JACK KEMP COLUMN

What a heritage

By Jack Kemp

Copley News Service

Just think over this upcoming 4th of July that 224 years ago there was a Holy Roman Empire, Venice was a republic and France was ruled by a king, China by an emperor, Russia by a empress, Japan by a shogun and Great Britain by a monarch. All of these systems have passed into the pages of history, but over two centuries later the only liberal democracy in the world to retain its constitutional framework is the United States of America.

Wow!

With all our faults, failures and frailties, we the American people have overcome a civil war, world wars, recessions and depressions, inflations and deflations, the twin evils of Jim Crow and black codes, as well as scandals in and out of government. The one thing we could not withstand is for good people to do nothing in the face of adversity, evil and challenge.

Americans carved out of a raw continent the single most prosperous, entrepreneurial and influential system in the history of the world. Built on Thomas Jefferson's belief that "educating the common people" is the only "sure foundation ... for the preservation of freedom and happiness," we have publicly and privately educated more of our people than any nation in history.

The purpose of our experiment in freedom was not to guarantee happiness, but to guarantee its free pursuit; not to guarantee equality of outcomes, but to guarantee equality of opportunity and a shot at the American dream for all people.

The American dream was not that people were free to be homogenized into the faceless, nameless ranks of mediocrity, but that all children, as their God-given birthright, have the freedom to rise to the top of the ladder. In this country, if you're born to be a mezzo soprano or a master carpenter, an entrepreneur or an engineer, a school teacher or pro football quarterback, nothing can hold you back; you could be born in a log cabin in Kentucky and become president or a truck driver who buys out the trucking company.

Now, we enter this new century standing alone as the world's greatest force for good and freedom. Yet, for all the good we have done and continue to do in the world, we must remain ever vigilant, not only against tyranny, but also against the temptation to overreach in pursuit of doing good in the world, lest our quest to do good leads us into error. For along with the wealth and the power to do good comes the temptation to hubris that would lead us to do harm, such as when we choose bombs over diplomacy and bullets over ballots in our quest to influence other nations toward democracy.

In the bloody century through which we have just come, we helped defeat Nazism, fascism, communism and apartheid. Socialism and central planning have been debunked and defeated everywhere they were tried. While it is true that they still exist today in Cuba, North Korea and other poverty-stricken places around the globe, the intellectual challenge of central planning to free markets and free enterprise is over.

We have both the living example that freedom works and the ability to use our technology, our wealth and our influence to help spread the message. It is the end and the means to the end. It is the ideal and the most practical way of organizing a political economy.

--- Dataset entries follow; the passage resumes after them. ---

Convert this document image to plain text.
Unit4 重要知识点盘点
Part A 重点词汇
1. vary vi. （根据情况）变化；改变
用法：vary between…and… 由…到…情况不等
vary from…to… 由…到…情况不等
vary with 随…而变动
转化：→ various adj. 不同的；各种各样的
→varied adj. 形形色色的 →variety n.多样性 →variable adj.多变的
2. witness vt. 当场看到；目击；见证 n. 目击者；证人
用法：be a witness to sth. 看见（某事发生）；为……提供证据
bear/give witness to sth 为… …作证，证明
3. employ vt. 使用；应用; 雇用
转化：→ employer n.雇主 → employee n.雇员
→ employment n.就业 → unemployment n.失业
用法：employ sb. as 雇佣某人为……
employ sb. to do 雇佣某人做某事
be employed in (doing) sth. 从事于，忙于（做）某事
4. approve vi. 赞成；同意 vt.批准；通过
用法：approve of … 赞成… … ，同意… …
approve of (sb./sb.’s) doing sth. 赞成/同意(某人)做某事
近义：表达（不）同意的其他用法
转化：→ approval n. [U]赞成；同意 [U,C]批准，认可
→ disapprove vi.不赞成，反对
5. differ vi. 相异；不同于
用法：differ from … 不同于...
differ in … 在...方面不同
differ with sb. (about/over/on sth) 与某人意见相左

Where does government fit into this picture? Thomas Jefferson said it better than anyone: "With all these blessings, what more is necessary to make us a happy and prosperous people? Still one thing more, fellow citizens - a wise and frugal government, which shall restrain men from injuring one another, which shall leave them otherwise free to regulate their own pursuits of industry and improvement, and shall not take from the mouth of labor the bread it has earned. This is the sum of good government, and this is necessary to close the circle of our felicities."

Wow! What a heritage to pass on and teach to our children this July 4th.

Jack Kemp is co-director of Empower America and Distinguished Fellow of the Competitive Enterprise Institute.